Il y a aussi la théorie de l’effondrement de la Chine. Il y a eu des nouvelles récentes selon lesquelles la Chine surpasse le Japon et est désormais leader mondial dans la construction automobile et comment sa production de véhicules électriques suscite tant d’inquiétude.

Je voulais maintenant vous poser une question sur une évolution, compte tenu de tout ce que vous avez décrit concernant l’évaluation et l’analyse de Joseph Nye sur le soft power des soi-disant avantages des États-Unis. Je voulais vous parler de cette histoire ici. Vladimir Poutine venait juste de rencontrer des chefs d’entreprise d’Extrême-Orient et il a affirmé que la Russie était désormais la plus grande économie d’Europe en termes de parité de pouvoir d’achat (PPA), devenant ainsi la première économie d’Europe, malgré les pressions de toutes parts.

La Russie, première économie d’Europe

Et voici ce qu’il a dit. Il a déclaré : «Il semble que nous soyons étranglés et soumis à des pressions de toutes parts, mais nous restons néanmoins la plus grande économie d’Europe. Nous avons laissé l’Allemagne derrière nous et nous sommes hissés au cinquième rang mondial. Chine, États-Unis, Inde, Japon et Russie. Nous sommes numéro un en Europe. Ainsi, lors de cette conversation avec des chefs d’entreprise de la région, il ressort des rapports que la Russie devrait connaître une croissance de 3 pour cent par an, et qu’elle sera probablement encore plus élevée, peut-être de quatre à cinq pour cent».

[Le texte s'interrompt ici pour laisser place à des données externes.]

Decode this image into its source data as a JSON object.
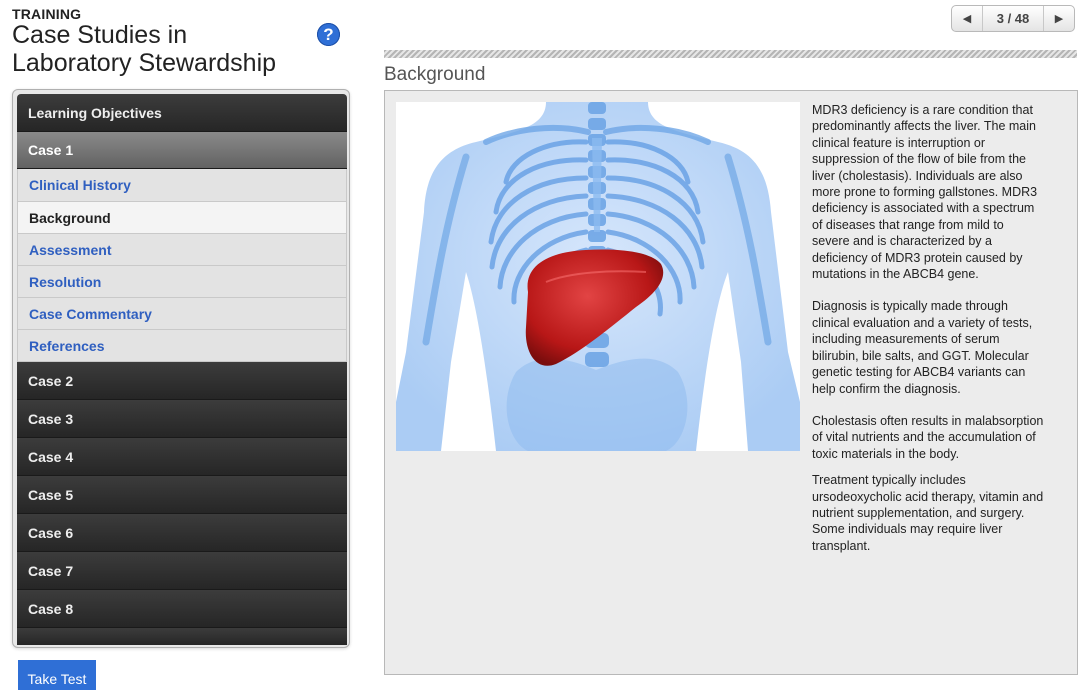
{
  "header": {
    "kicker": "TRAINING",
    "title": "Case Studies in Laboratory Stewardship",
    "help_icon": "?"
  },
  "pager": {
    "prev_icon": "◀",
    "count": "3 / 48",
    "next_icon": "▶"
  },
  "sidebar": {
    "learning_objectives": "Learning Objectives",
    "case1": "Case 1",
    "case1_items": [
      "Clinical History",
      "Background",
      "Assessment",
      "Resolution",
      "Case Commentary",
      "References"
    ],
    "active_item": "Background",
    "cases": [
      "Case 2",
      "Case 3",
      "Case 4",
      "Case 5",
      "Case 6",
      "Case 7",
      "Case 8"
    ]
  },
  "take_test": "Take Test",
  "main": {
    "section_title": "Background",
    "paragraphs": [
      "MDR3 deficiency is a rare condition that predominantly affects the liver. The main clinical feature is interruption or suppression of the flow of bile from the liver (cholestasis).  Individuals are also more prone to forming gallstones. MDR3 deficiency is associated with a spectrum of diseases that range from mild to severe and is characterized by a deficiency of MDR3 protein caused by mutations in the ABCB4 gene.",
      "Diagnosis is typically made through clinical evaluation and a variety of tests, including measurements of serum bilirubin, bile salts, and GGT. Molecular genetic testing for ABCB4 variants can help confirm the diagnosis.",
      "Cholestasis often results in malabsorption of vital nutrients and the accumulation of toxic materials in the body.",
      "Treatment typically includes ursodeoxycholic acid therapy, vitamin and nutrient supplementation, and surgery.  Some individuals may require liver transplant."
    ]
  },
  "colors": {
    "accent": "#2f6fd6",
    "link": "#2f5fc0",
    "menu_dark": "#2e2e2e",
    "liver": "#c91f1f",
    "skeleton": "#7fb2ec"
  }
}
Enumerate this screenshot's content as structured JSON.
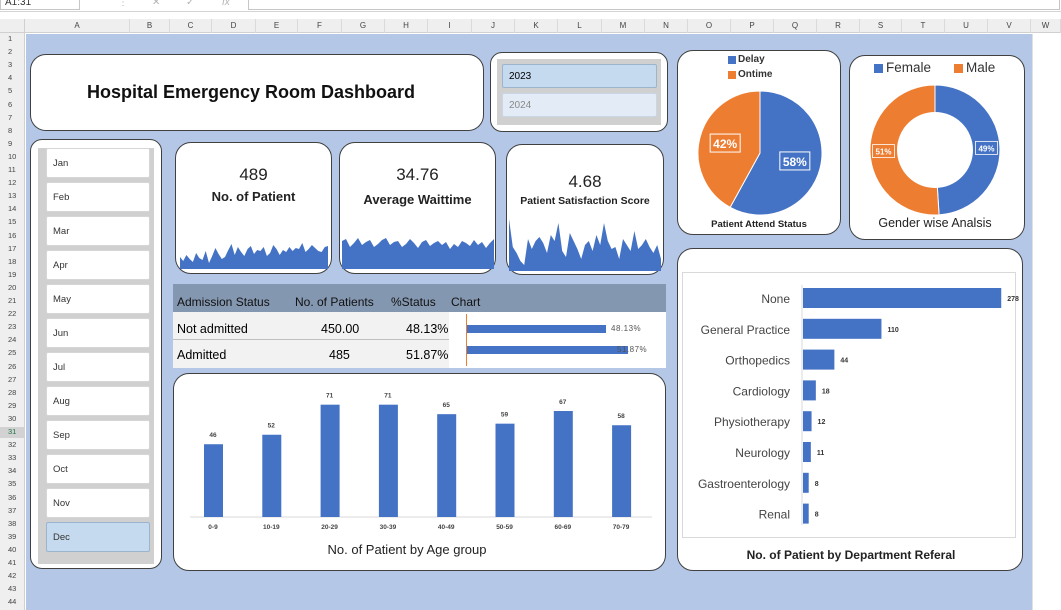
{
  "excel": {
    "name_box": "A1:31",
    "cancel": "✕",
    "confirm": "✓",
    "fx": "fx",
    "columns": [
      "A",
      "B",
      "C",
      "D",
      "E",
      "F",
      "G",
      "H",
      "I",
      "J",
      "K",
      "L",
      "M",
      "N",
      "O",
      "P",
      "Q",
      "R",
      "S",
      "T",
      "U",
      "V",
      "W"
    ],
    "rows": [
      "1",
      "2",
      "3",
      "4",
      "5",
      "6",
      "7",
      "8",
      "9",
      "10",
      "11",
      "12",
      "13",
      "14",
      "15",
      "16",
      "17",
      "18",
      "19",
      "20",
      "21",
      "22",
      "23",
      "24",
      "25",
      "26",
      "27",
      "28",
      "29",
      "30",
      "31",
      "32",
      "33",
      "34",
      "35",
      "36",
      "37",
      "38",
      "39",
      "40",
      "41",
      "42",
      "43",
      "44"
    ],
    "selected_row": "31"
  },
  "title": "Hospital Emergency Room Dashboard",
  "years": [
    "2023",
    "2024"
  ],
  "selected_year": "2023",
  "months": [
    "Jan",
    "Feb",
    "Mar",
    "Apr",
    "May",
    "Jun",
    "Jul",
    "Aug",
    "Sep",
    "Oct",
    "Nov",
    "Dec"
  ],
  "selected_month": "Dec",
  "kpis": {
    "patients": {
      "value": "489",
      "label": "No. of Patient"
    },
    "wait": {
      "value": "34.76",
      "label": "Average Waittime"
    },
    "satisfaction": {
      "value": "4.68",
      "label": "Patient Satisfaction Score"
    }
  },
  "admission": {
    "headers": [
      "Admission Status",
      "No. of Patients",
      "%Status",
      "Chart"
    ],
    "rows": [
      {
        "status": "Not admitted",
        "patients": "450.00",
        "pct": "48.13%",
        "bar_label": "48.13%",
        "fraction": 0.4813
      },
      {
        "status": "Admitted",
        "patients": "485",
        "pct": "51.87%",
        "bar_label": "51.87%",
        "fraction": 0.5187
      }
    ],
    "bar_color": "#4472c4"
  },
  "colors": {
    "blue": "#4472c4",
    "orange": "#ed7d31"
  },
  "chart_data": [
    {
      "type": "pie",
      "title": "Patient Attend Status",
      "legend": [
        "Delay",
        "Ontime"
      ],
      "legend_position": "top",
      "slices": [
        {
          "name": "Delay",
          "value": 58,
          "label": "58%"
        },
        {
          "name": "Ontime",
          "value": 42,
          "label": "42%"
        }
      ]
    },
    {
      "type": "pie",
      "title": "Gender wise Analsis",
      "donut": true,
      "legend": [
        "Female",
        "Male"
      ],
      "legend_position": "top",
      "slices": [
        {
          "name": "Female",
          "value": 49,
          "label": "49%"
        },
        {
          "name": "Male",
          "value": 51,
          "label": "51%"
        }
      ]
    },
    {
      "type": "bar",
      "title": "No. of Patient by Age group",
      "categories": [
        "0-9",
        "10-19",
        "20-29",
        "30-39",
        "40-49",
        "50-59",
        "60-69",
        "70-79"
      ],
      "values": [
        46,
        52,
        71,
        71,
        65,
        59,
        67,
        58
      ],
      "ylim": [
        0,
        75
      ],
      "grid": false
    },
    {
      "type": "bar",
      "orientation": "horizontal",
      "title": "No. of Patient by Department Referal",
      "categories": [
        "None",
        "General Practice",
        "Orthopedics",
        "Cardiology",
        "Physiotherapy",
        "Neurology",
        "Gastroenterology",
        "Renal"
      ],
      "values": [
        278,
        110,
        44,
        18,
        12,
        11,
        8,
        8
      ],
      "xlim": [
        0,
        290
      ]
    }
  ]
}
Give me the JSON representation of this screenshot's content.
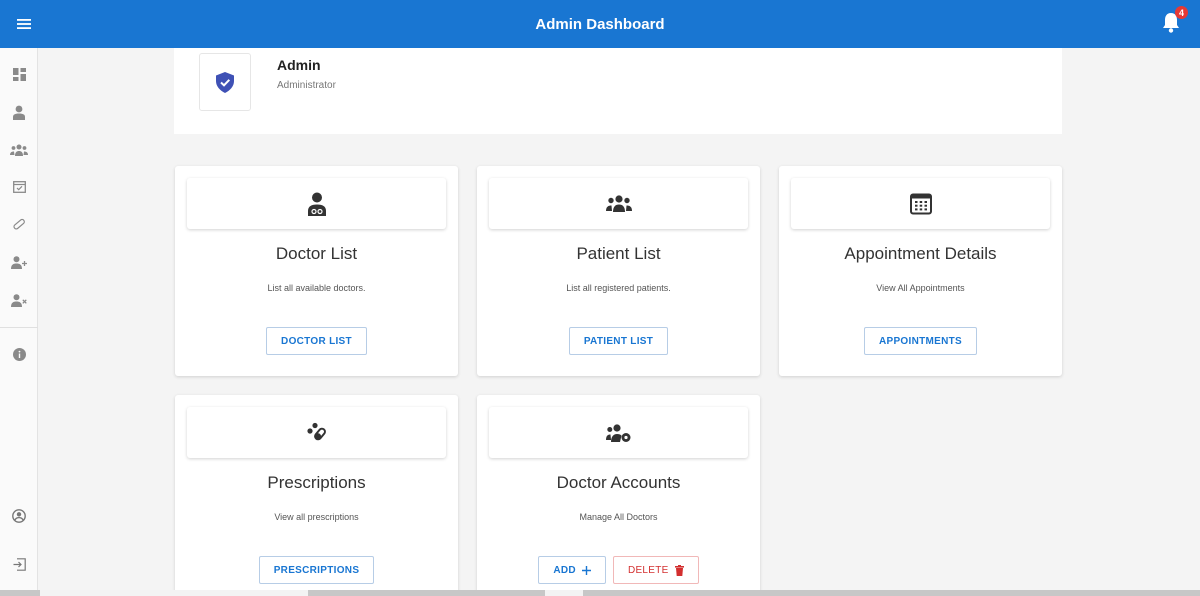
{
  "header": {
    "title": "Admin Dashboard",
    "notification_count": "4",
    "bar_color": "#1976d2"
  },
  "sidebar": {
    "items": [
      {
        "icon": "dashboard-icon"
      },
      {
        "icon": "doctor-icon"
      },
      {
        "icon": "patients-icon"
      },
      {
        "icon": "calendar-check-icon"
      },
      {
        "icon": "pills-icon"
      },
      {
        "icon": "add-user-icon"
      },
      {
        "icon": "remove-user-icon"
      },
      {
        "icon": "info-icon"
      },
      {
        "icon": "account-circle-icon"
      },
      {
        "icon": "logout-icon"
      }
    ]
  },
  "profile": {
    "name": "Admin",
    "role": "Administrator",
    "icon": "shield-check-icon"
  },
  "cards": [
    {
      "title": "Doctor List",
      "description": "List all available doctors.",
      "button": "DOCTOR LIST",
      "icon": "doctor-icon"
    },
    {
      "title": "Patient List",
      "description": "List all registered patients.",
      "button": "PATIENT LIST",
      "icon": "patients-icon"
    },
    {
      "title": "Appointment Details",
      "description": "View All Appointments",
      "button": "APPOINTMENTS",
      "icon": "calendar-icon"
    },
    {
      "title": "Prescriptions",
      "description": "View all prescriptions",
      "button": "PRESCRIPTIONS",
      "icon": "pills-icon"
    },
    {
      "title": "Doctor Accounts",
      "description": "Manage All Doctors",
      "add_button": "ADD",
      "delete_button": "DELETE",
      "icon": "users-cog-icon"
    }
  ],
  "colors": {
    "primary": "#1976d2",
    "danger": "#d32f2f",
    "shield": "#3f51b5"
  }
}
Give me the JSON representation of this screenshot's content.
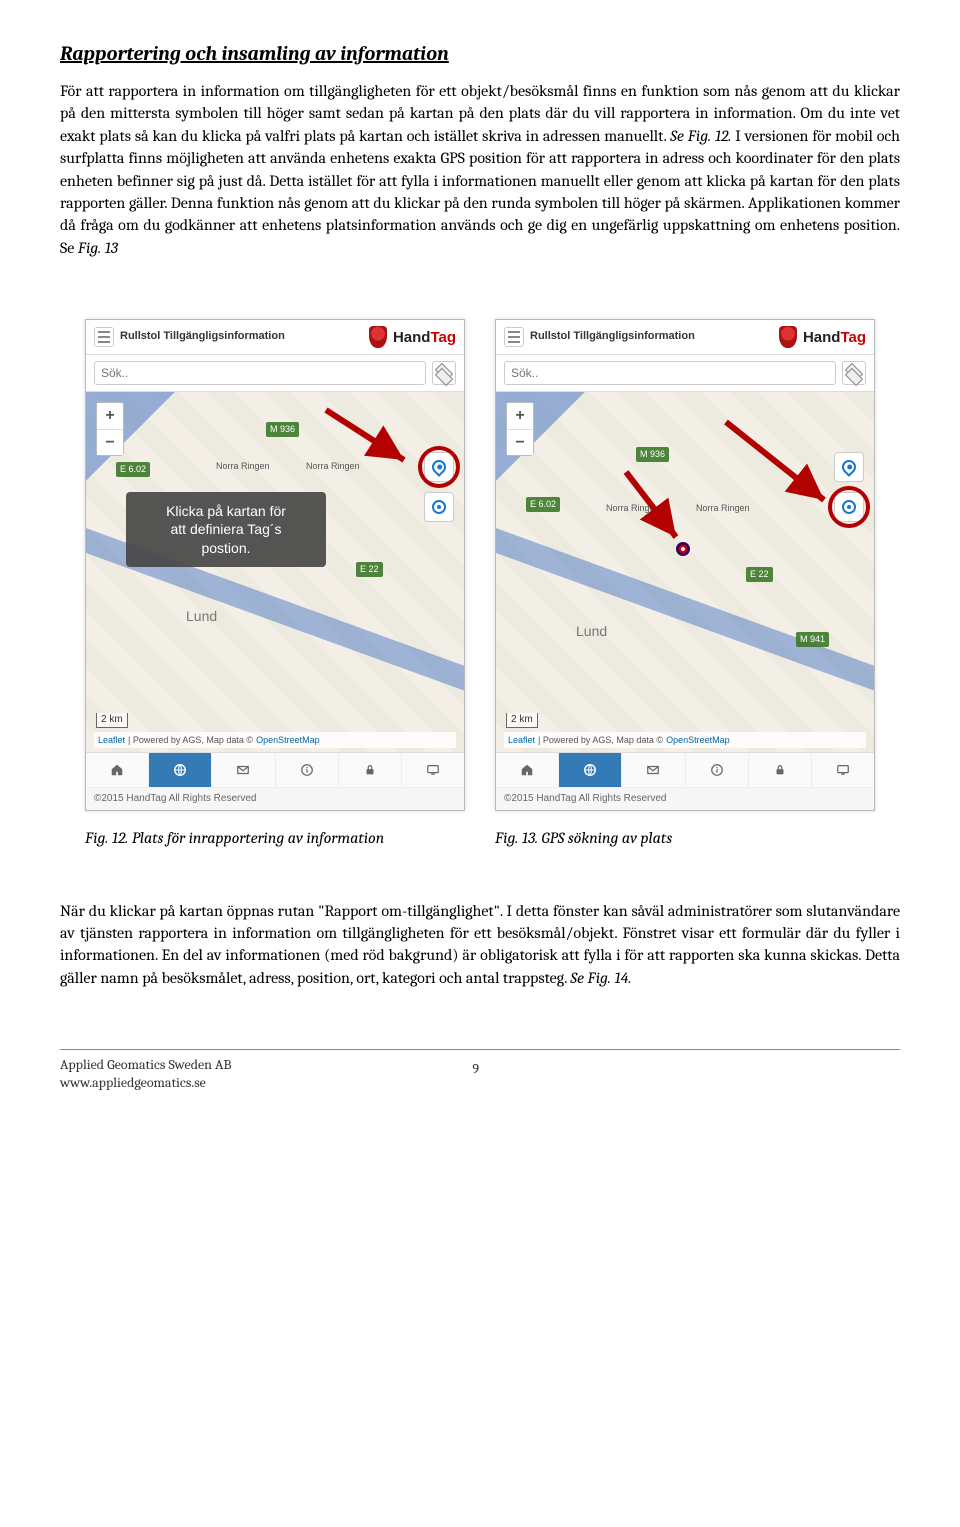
{
  "heading": "Rapportering och insamling av information",
  "para1": "För att rapportera in information om tillgängligheten för ett objekt/besöksmål finns en funktion som nås genom att du klickar på den mittersta symbolen till höger samt sedan på kartan på den plats där du vill rapportera in information. Om du inte vet exakt plats så kan du klicka på valfri plats på kartan och istället skriva in adressen manuellt. ",
  "para1_ref": "Se Fig. 12.",
  "para1b": " I versionen för mobil och surfplatta finns möjligheten att använda enhetens exakta GPS position för att rapportera in adress och koordinater för den plats enheten befinner sig på just då. Detta istället för att fylla i informationen manuellt eller genom att klicka på kartan för den plats rapporten gäller. Denna funktion nås genom att du klickar på den runda symbolen till höger på skärmen. Applikationen kommer då fråga om du godkänner att enhetens platsinformation används och ge dig en ungefärlig uppskattning om enhetens position. Se ",
  "para1_ref2": "Fig. 13",
  "app": {
    "top_title": "Rullstol Tillgängligsinformation",
    "brand1": "Hand",
    "brand2": "Tag",
    "search_placeholder": "Sök..",
    "tooltip_l1": "Klicka på kartan för",
    "tooltip_l2": "att definiera Tag´s",
    "tooltip_l3": "postion.",
    "scale": "2 km",
    "attrib_leaflet": "Leaflet",
    "attrib_mid": " | Powered by AGS, Map data © ",
    "attrib_osm": "OpenStreetMap",
    "road_m936": "M 936",
    "road_e602": "E 6.02",
    "road_e22": "E 22",
    "road_m941": "M 941",
    "label_norra": "Norra Ringen",
    "city_lund": "Lund",
    "copyright": "©2015 HandTag All Rights Reserved"
  },
  "caption_left": "Fig. 12. Plats för inrapportering av information",
  "caption_right": "Fig. 13. GPS sökning av plats",
  "para2": "När du klickar på kartan öppnas rutan \"Rapport om-tillgänglighet\". I detta fönster kan såväl administratörer som slutanvändare av tjänsten rapportera in information om tillgängligheten för ett besöksmål/objekt. Fönstret visar ett formulär där du fyller i informationen. En del av informationen (med röd bakgrund) är obligatorisk att fylla i för att rapporten ska kunna skickas. Detta gäller namn på besöksmålet, adress, position, ort, kategori och antal trappsteg. ",
  "para2_ref": "Se Fig. 14.",
  "footer": {
    "company": "Applied Geomatics Sweden AB",
    "url": "www.appliedgeomatics.se",
    "page": "9"
  }
}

Maintenant, il y a aussi l’actualité, vous l’avez évoquée, mais il y a une énorme stagnation en Europe. Dans une analyse également publiée dans le Financial Times, 48 ​​économistes ont parlé de la croissance faible de la zone euro cette année. Et la prédiction de ces économistes était de zéro virgule six pour cent en moyenne, et beaucoup indiquaient moins que cela. Et bien sûr, certains en indiquent davantage. Mais la grande majorité a déclaré que ce serait moins d’un demi pour cent. Alors, Michael, vos pensées. Comment est-ce arrivé ? Et peut-être pourriez-vous expliquer les subtilités économiques de la façon dont cela s’est produit.

Les effets de la délocalisation

Hudson : Eh bien, nous avons discuté dans le passé de la manière dont cela s’est produit. Les États-Unis, à commencer par le président Clinton et en fait par le président Carter, ont décidé d’aider les entreprises américaines à réaliser des profits plus élevés en délocalisant leur main-d’œuvre hors des États-Unis, en essayant de déplacer l’industrie manufacturière d’abord vers le Mexique, le long des maquiladoras sous Carter, puis sous Clinton, vers la Chine et l’Asie.

Et l’idée était de créer un chômage industriel croissant aux États-Unis pour empêcher les salaires d’augmenter. Et la théorie qui a guidé les économistes du Parti démocrate est que si l’on parvient à réduire les salaires, il y aura des profits plus élevés et des profits plus élevés conduiront à plus de prospérité.